Peripheral blood samples were prospectively collected from 635 participants (288 HCC, 347 non-HCC), who were randomly assigned (6:4) to the training and validation sets to develop and validate a multi-omics early detection (MOED) model. The model was externally validated on 797 subjects (160 HCC, 637 non-HCC) and further blindly tested on 452 community-recruited high-risk individuals.

Results

The methylation-based model showed superior performance over AFP and mutation-based models in the training set.

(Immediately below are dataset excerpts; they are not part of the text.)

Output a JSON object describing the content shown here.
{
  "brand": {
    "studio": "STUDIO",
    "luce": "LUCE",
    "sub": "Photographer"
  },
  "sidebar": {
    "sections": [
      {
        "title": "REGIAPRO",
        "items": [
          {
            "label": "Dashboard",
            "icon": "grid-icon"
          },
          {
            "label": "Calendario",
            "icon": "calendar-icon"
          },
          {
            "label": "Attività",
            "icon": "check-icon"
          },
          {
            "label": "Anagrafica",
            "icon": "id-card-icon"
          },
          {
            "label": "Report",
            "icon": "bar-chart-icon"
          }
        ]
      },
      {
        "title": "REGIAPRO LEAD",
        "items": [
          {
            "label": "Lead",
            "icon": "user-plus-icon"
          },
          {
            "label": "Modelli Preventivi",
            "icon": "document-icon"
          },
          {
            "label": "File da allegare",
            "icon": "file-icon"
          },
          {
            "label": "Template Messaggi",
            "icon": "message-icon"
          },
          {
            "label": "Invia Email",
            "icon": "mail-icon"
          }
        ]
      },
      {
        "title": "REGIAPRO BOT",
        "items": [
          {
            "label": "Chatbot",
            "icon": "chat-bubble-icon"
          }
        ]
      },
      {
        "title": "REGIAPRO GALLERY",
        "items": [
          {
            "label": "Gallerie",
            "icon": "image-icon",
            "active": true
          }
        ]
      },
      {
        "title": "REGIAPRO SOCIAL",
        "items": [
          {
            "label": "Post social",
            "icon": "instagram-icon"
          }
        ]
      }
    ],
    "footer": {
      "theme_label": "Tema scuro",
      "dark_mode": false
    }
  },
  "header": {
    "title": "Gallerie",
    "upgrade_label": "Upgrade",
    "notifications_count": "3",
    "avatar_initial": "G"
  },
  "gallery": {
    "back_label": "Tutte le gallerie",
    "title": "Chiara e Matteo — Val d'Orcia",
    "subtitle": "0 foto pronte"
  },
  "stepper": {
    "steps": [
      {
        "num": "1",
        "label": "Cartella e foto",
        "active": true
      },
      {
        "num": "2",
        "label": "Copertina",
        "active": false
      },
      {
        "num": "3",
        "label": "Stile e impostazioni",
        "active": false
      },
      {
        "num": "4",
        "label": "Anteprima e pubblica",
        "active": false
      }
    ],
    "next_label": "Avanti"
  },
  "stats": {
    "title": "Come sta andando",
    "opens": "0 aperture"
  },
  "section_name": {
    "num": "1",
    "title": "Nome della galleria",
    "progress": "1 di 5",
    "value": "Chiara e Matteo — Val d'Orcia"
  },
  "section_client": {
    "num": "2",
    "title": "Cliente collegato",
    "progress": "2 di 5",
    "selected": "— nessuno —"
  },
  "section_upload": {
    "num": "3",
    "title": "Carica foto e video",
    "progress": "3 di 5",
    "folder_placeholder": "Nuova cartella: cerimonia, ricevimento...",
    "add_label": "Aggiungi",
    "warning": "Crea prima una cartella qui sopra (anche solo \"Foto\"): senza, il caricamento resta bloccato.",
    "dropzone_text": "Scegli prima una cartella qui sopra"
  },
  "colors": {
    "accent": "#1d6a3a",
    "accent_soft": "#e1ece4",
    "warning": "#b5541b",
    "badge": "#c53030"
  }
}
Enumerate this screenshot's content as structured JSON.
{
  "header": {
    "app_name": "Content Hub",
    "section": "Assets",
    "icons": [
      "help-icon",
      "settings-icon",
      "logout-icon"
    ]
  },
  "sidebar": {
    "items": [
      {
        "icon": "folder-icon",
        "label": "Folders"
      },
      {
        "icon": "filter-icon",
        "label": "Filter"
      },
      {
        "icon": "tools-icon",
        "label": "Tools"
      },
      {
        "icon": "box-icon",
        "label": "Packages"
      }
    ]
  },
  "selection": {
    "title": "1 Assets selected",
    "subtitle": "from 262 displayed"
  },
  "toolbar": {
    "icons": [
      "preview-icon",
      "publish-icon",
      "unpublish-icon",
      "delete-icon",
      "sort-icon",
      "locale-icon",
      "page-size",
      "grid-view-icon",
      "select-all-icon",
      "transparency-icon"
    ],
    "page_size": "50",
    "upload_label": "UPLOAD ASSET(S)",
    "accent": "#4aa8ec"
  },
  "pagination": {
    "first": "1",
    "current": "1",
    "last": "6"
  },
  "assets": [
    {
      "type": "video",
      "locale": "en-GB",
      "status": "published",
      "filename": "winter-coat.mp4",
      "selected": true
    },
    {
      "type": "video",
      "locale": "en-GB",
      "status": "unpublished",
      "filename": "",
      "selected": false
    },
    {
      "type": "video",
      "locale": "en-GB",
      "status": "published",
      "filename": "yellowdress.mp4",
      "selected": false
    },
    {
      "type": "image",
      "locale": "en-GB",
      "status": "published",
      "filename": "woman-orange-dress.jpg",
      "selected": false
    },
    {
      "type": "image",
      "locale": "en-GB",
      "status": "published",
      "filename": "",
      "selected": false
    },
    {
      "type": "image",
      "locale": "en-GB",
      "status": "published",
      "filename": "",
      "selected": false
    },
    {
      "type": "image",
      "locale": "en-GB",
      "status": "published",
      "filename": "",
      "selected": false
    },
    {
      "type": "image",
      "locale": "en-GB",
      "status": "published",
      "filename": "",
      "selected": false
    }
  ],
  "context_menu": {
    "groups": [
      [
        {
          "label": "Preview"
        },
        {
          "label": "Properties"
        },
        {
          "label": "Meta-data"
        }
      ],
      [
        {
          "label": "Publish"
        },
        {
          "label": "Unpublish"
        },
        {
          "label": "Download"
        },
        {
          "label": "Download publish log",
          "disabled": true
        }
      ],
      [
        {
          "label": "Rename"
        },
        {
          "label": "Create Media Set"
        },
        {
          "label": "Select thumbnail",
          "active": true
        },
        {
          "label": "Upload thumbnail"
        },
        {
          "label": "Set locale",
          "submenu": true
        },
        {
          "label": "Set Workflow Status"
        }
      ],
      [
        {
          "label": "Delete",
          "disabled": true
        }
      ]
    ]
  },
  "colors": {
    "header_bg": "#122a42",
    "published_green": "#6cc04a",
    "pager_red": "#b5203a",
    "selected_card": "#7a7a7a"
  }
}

In the validation set, the MOED model, integrating methylation with AFP levels ≥ 400 ng/mL, slightly increased sensitivity from 87.1% (95% CI: 79.6%-92.6%) to 88.8% (95% CI: 81.6%-93.9%) at 95.7% specificity (95% CI: 91.0%-98.4%), whereas adding mutation data did not improve the performance. In the independent validation set, the locked MOED exhibited 91.9% (95% CI: 86.5%-95.6%) overall sensitivity, 83.3% (95% CI: 51.6%-97.9%) stage 0 sensitivity, and 98.4% overall specificity (95% CI: 97.1%-99.2%). In high-risk individuals, the model demonstrated 92.9% (95% CI: 64.2%-99.6%) sensitivity, 90.6% (95% CI: 87.4%-93.1%) specificity, 24.1% (95% CI: 13.9%-37.9%) positive predictive value (PPV) and 99.7% (95% CI: 98.4%-100.0%) negative predictive value (NPV).

Conclusions

The MOED model, integrating cfDNA methylation and AFP, is highly effective for HCC detection and promising for screening in high-risk populations.